Step 1：The crystal face is taken to beSiC substrate, the SiC substrate of (0001) is the crystalline substance for having hexagonal wurtzite Body structure, and be the crystal face at zero bias angle；

Step 2：It is in crystal faceSiC substrate on make crystal face be (0001) AlN layers.

3. a kind of method obtaining two-dimensional electron gas in SiC material, includes the following steps：

Step 1：It is the SiC substrate of (0001) to take a crystal face, and the SiC substrate of (0001) is the crystalline substance for having hexagonal wurtzite Body structure, and be the crystal face at zero bias angle；

Step 2：The AlN layers that crystal face is (0001) are made in the SiC substrate that crystal face is (0001)；

Step 3：The Al that crystal face is (0001) is made on the AlN layers that crystal face is (0001)_xGa_1-xN layers, wherein crystal face is (0001) Al_xGa_1-x0 ＜ x ＜ 1 of Al components in N layers.
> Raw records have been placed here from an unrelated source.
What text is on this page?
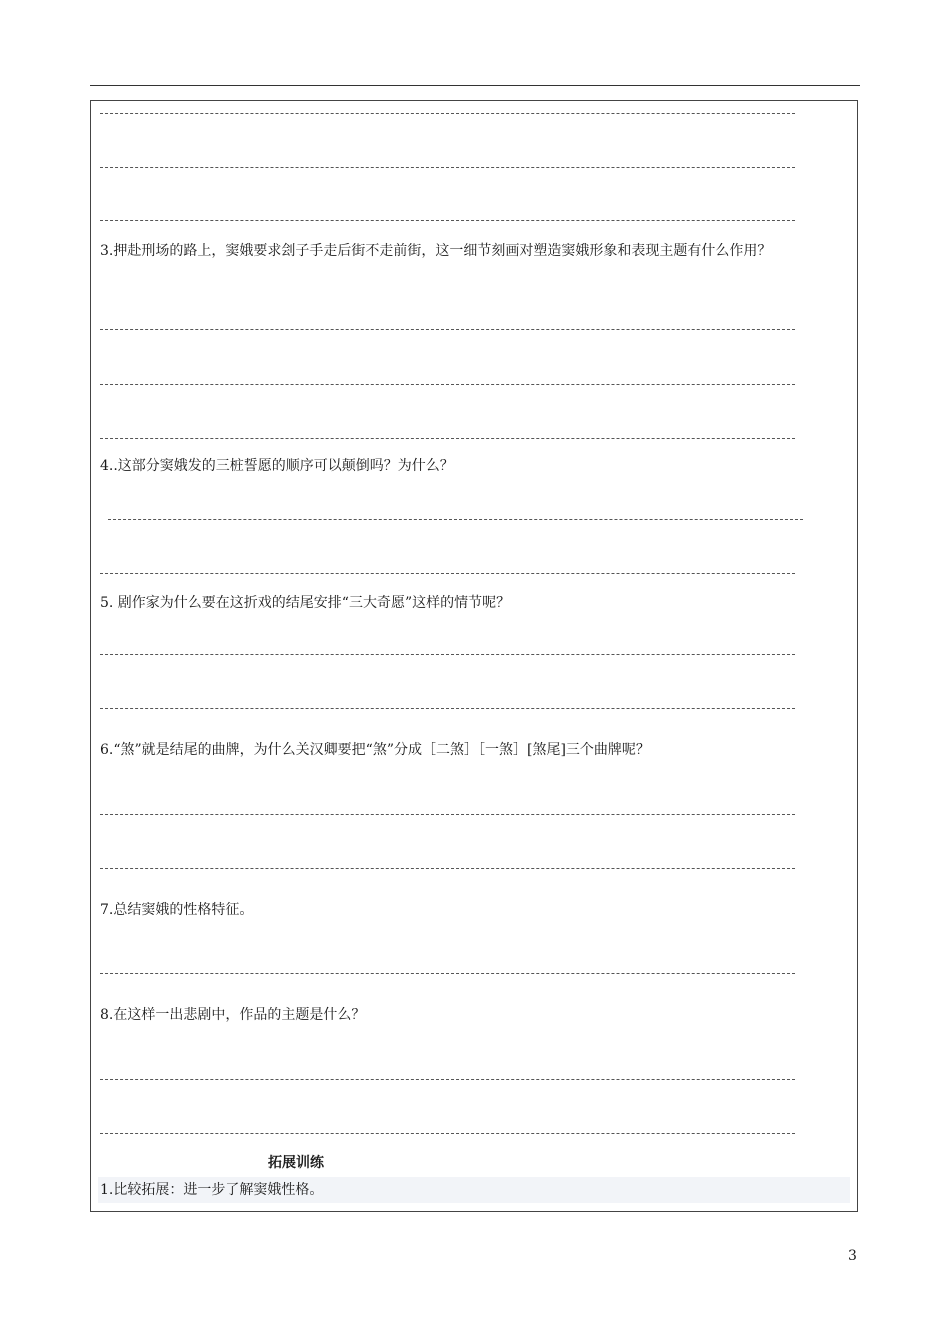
3.押赴刑场的路上，窦娥要求刽子手走后街不走前街，这一细节刻画对塑造窦娥形象和表现主题有什么作用？
4..这部分窦娥发的三桩誓愿的顺序可以颠倒吗？为什么？
5. 剧作家为什么要在这折戏的结尾安排“三大奇愿”这样的情节呢？
6.“煞”就是结尾的曲牌，为什么关汉卿要把“煞”分成［二煞］［一煞］[煞尾]三个曲牌呢？
7.总结窦娥的性格特征。
8.在这样一出悲剧中，作品的主题是什么？
拓展训练
1.比较拓展：进一步了解窦娥性格。
3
4. a kind of method obtaining two-dimensional electron gas in SiC material, includes the following steps：

Step 1：It is the SiC substrate of (0001) to take a crystal face, and the SiC substrate of (0001) is the crystalline substance for having hexagonal wurtzite Body structure, and be the crystal face at zero bias angle；

Step 2：Making crystal face in the SiC substrate that crystal face is (0001) isAlN layers；

Step 3：It is in crystal faceAlN layers on make crystal face beAl_xGa_1-xN layers, wherein crystal face is (0001) Al_xGa_1-xAl components x in N layers is less than 0.6.

5. a kind of method obtaining two-dimensional electron gas in SiC material, includes the following steps：

Step 1：The crystal face is taken to beSiC substrate, the SiC substrate of (0001) is the crystalline substance for having hexagonal wurtzite Body structure, and be the crystal face at zero bias angle；

Step 2：It is in crystal faceSiC substrate on make crystal face be (0001) AlN layers；

Step 3：The Al that crystal face is (0001) is made on the AlN layers that crystal face is (0001)_xGa_1-xN layers, wherein crystal face is (0001) Al_xGa_1-xAl components x in N layers is more than 0.6.